Let’s reset ties with Americas


The announced departure of Arturo Valenzuela, the top U.S. diplomat in charge of Latin American affairs, would be a great opportunity to make much-needed changes in the Obama administration’s Latin America policy.

The timing for resetting U.S. ties with the region couldn’t be better: Valenzuela, who is returning to academia, is scheduled to leave this summer. His successor will have to prepare the VI Summit of the Americas in Colombia next April and the administration will have to start drafting its foreign policy campaign platform for the 2012 elections.

According to congressional and diplomatic sources, among the diplomats who are likely to be offered Valenzuela’s job are William Brownfield, Christy Kenney, Roberta Jacobson and Michael McKinley.

But regardless of who gets the job, Washington should take stock of its standing in Latin America and the Caribbean, and do something about it.

Losing market-share

While President Barack Obama is pretty popular in the region, the United States is losing market-share in Latin America, both economically and politically. The figures are staggering.

The share of U.S. exports to the region has dropped from 55 percent of Latin America’s total imports in 2000 to 32 percent of the region’s imports in 2009, says a new report from the United Nations Economic Commission for Latin America and the Caribbean (ECLAC).

Meanwhile, China’s trade with the region has soared, the study shows.

The share of U.S. foreign investments in the region has fallen from 25 percent to 17 percent of Latin America’s total foreign investments over the five past years, the ECLAC figures show.

Politically, the Washington-based 34-country Organization of American States and other regional groups with U.S. presence are facing growing competition from new institutions that exclude the United States, such as the Union of South American Nations.

It is hard to blame the Obama administration for Washington’s diminishing presence in the region. Obama inherited the worst U.S. recession since the 1930s, and has been busy putting out fires in Iraq, Afghanistan, Libya and northern Africa since he took office.

When I interviewed Obama in March, he came across as much more familiar with — and interested in — Latin American affairs than I expected. In addition to his recent trip to Brazil, Chile and El Salvador, he has traveled to the Caribbean and Mexico.

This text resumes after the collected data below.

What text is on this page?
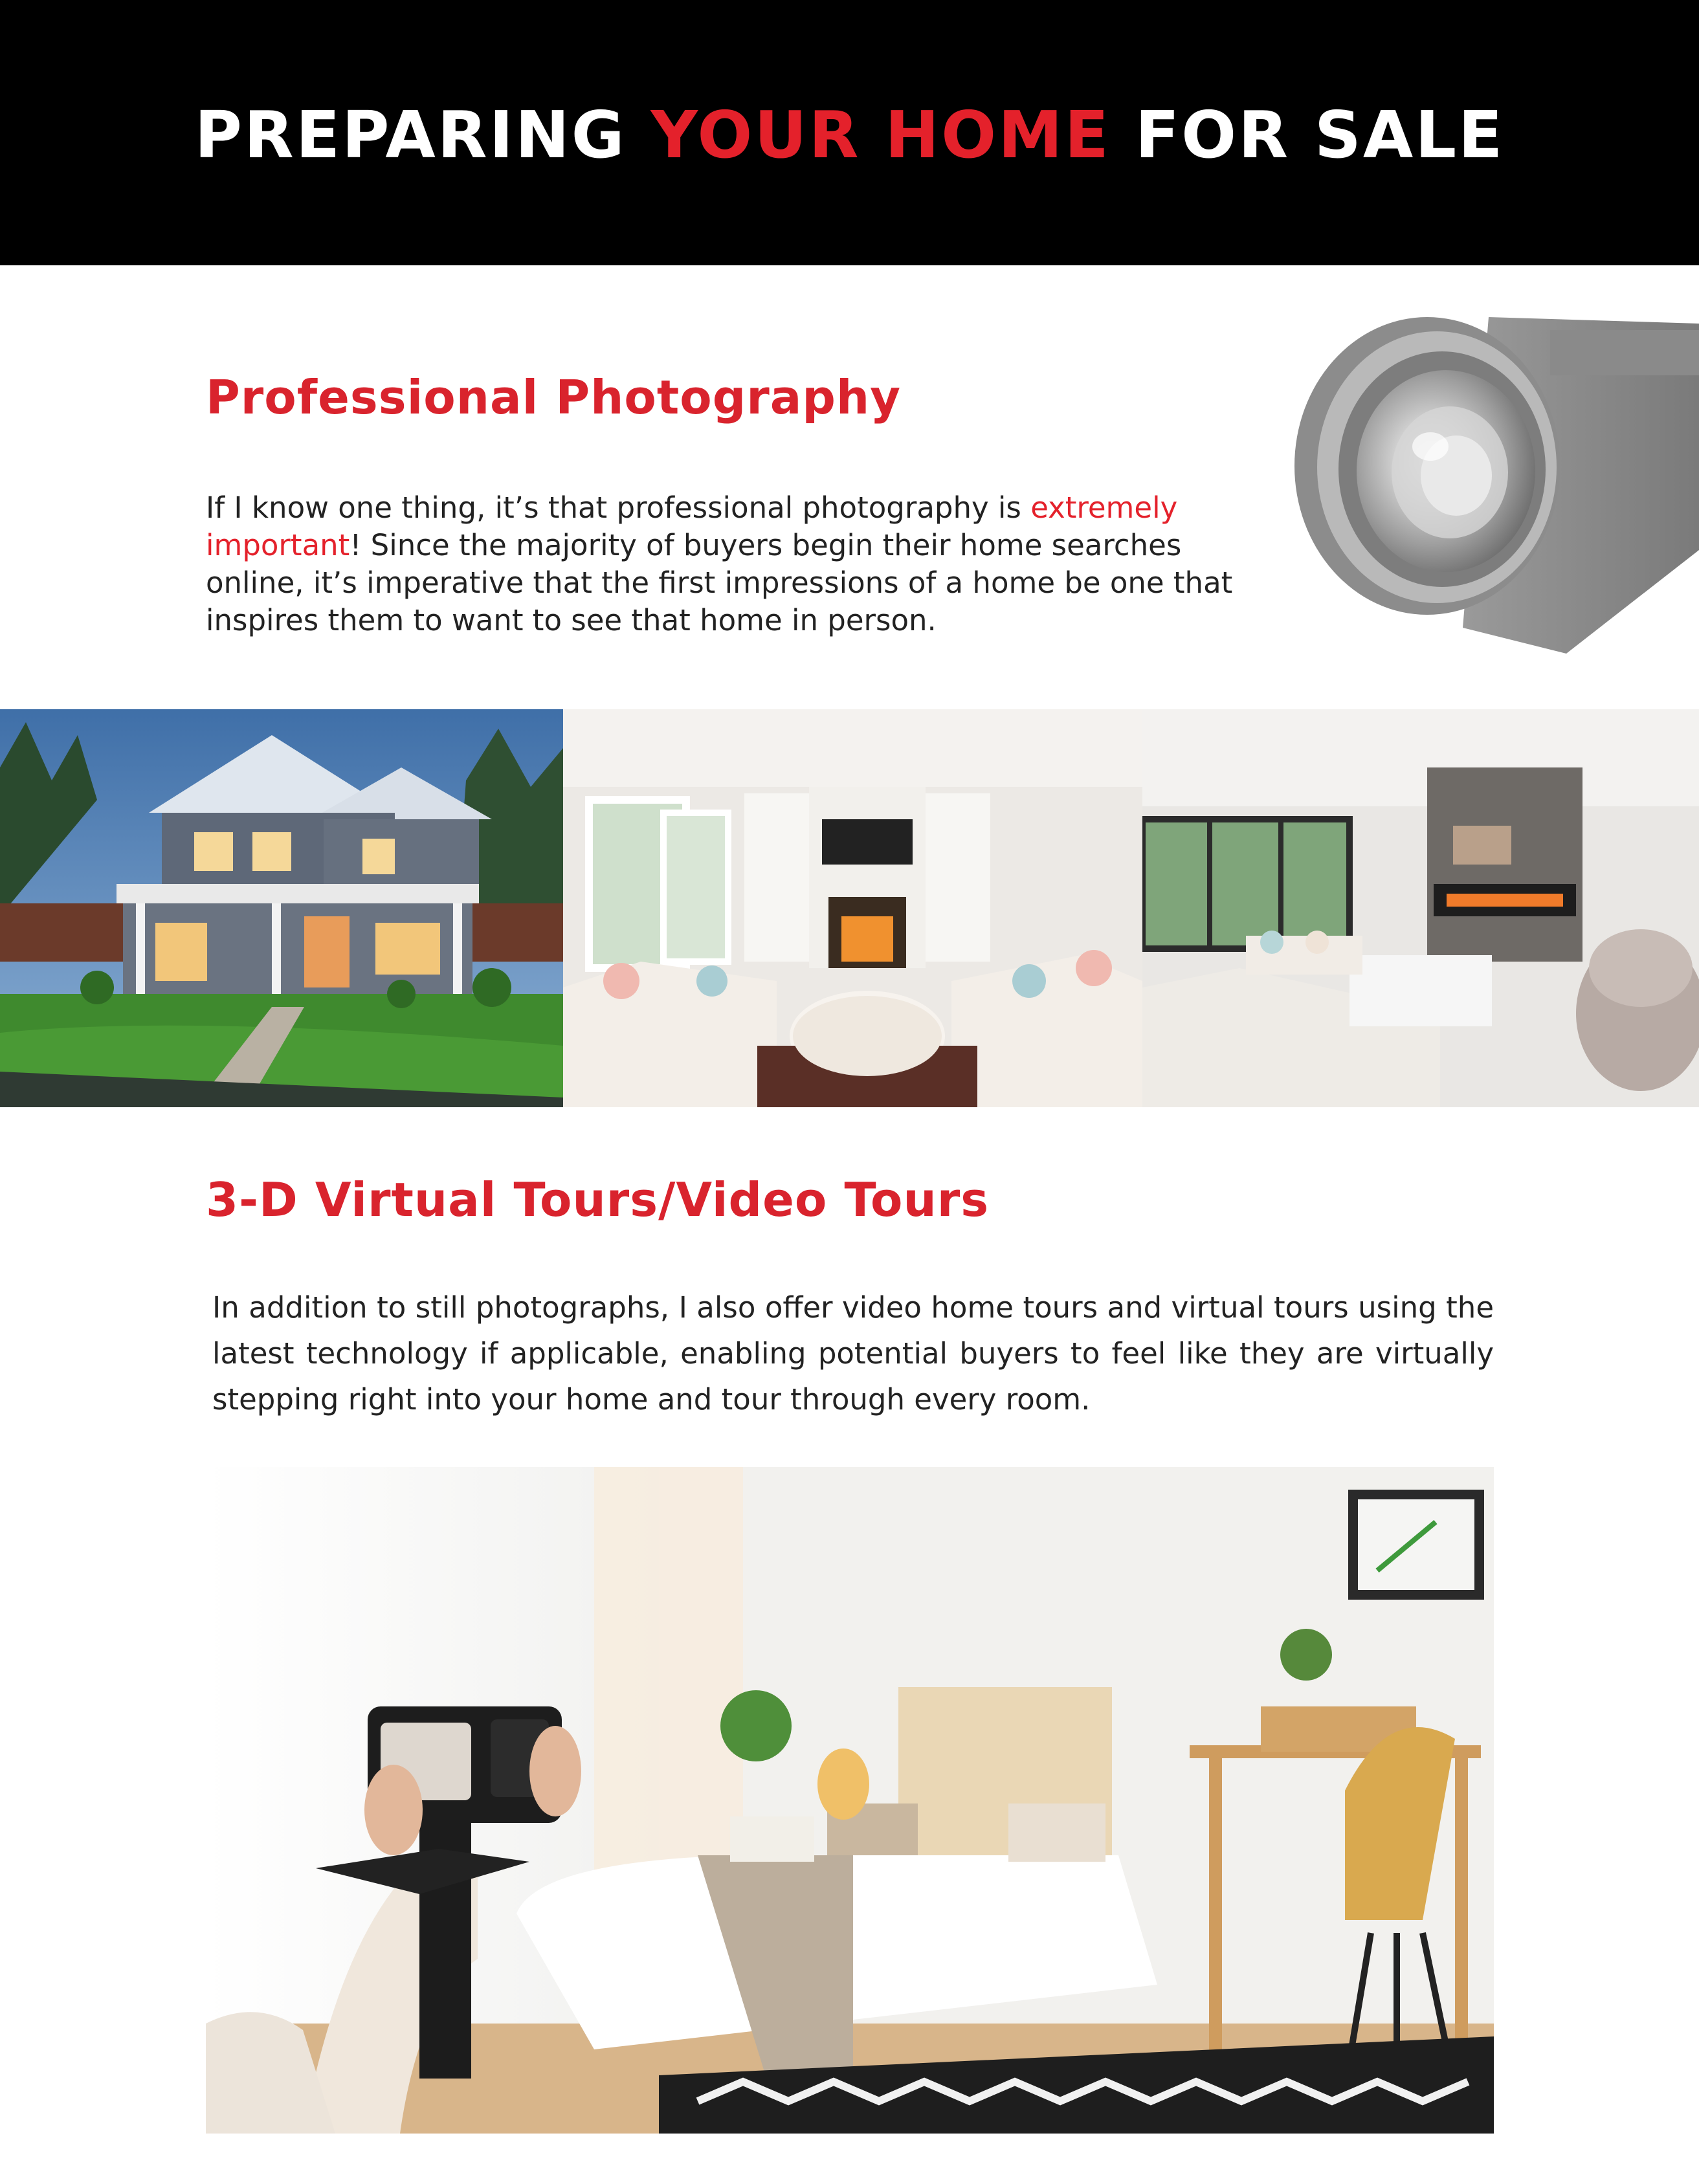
PREPARING YOUR HOME FOR SALE
Professional Photography

If I know one thing, it’s that professional photography is extremely important! Since the majority of buyers begin their home searches online, it’s imperative that the first impressions of a home be one that inspires them to want to see that home in person.

3-D Virtual Tours/Video Tours

In addition to still photographs, I also offer video home tours and virtual tours using the latest technology if applicable, enabling potential buyers to feel like they are virtually stepping right into your home and tour through every room.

Obama’s repeated calls for an “equal partnership” with the Hemisphere have helped improve the U.S. image in the region. And his strategy of ignoring Venezuelan President Hugo Chavez’s daily tirades against the United States is smart, because it denies Chavez an excuse to claim he is a victim of U.S. aggression.

Still, the Obama administration has not produced any grand plan to improve U.S. ties with Latin America.

“There is a perceived lack of strategic vision on the part of the United States vis-a-vis the region,” ECLAC’s recent report says. “The Alliance for Progress, the Initiative for the Americas and the Free Trade Area of the Americas were all ambitious U.S. initiatives for regional cooperation. Today, no equivalent to those initiatives exists.”

My opinion: I agree. The United States needs to jump-start its policy toward the region. It should do what companies do when they are losing market-share: come up with a new product.

Research capabilities

Washington could, for instance, propose a major regional program to help Latin America expand its research and development capabilities, as well as improve its universities.

Currently, only 3 percent of the world’s research and development investments are taking place in Latin America. And there is no Latin American institution among the world’s best 100 universities in any of the three best-known global university rankings. Those are areas in which the United States is still No. 1.

Why not expand Obama’s recently announced plan to increase to 100,000 the number of American students going to Latin American colleges, and vice-versa, by the end of this decade?

The change of guard at the State Department’s top Latin American job may be Obama’s best — and last — chance to come up with an ambitious plan to help prevent a further loss of U.S. market-share in the region.

Andres Oppenheimer is a Latin America correspondent for the Miami Herald. Distributed by McClatchy-Tribune Information Services.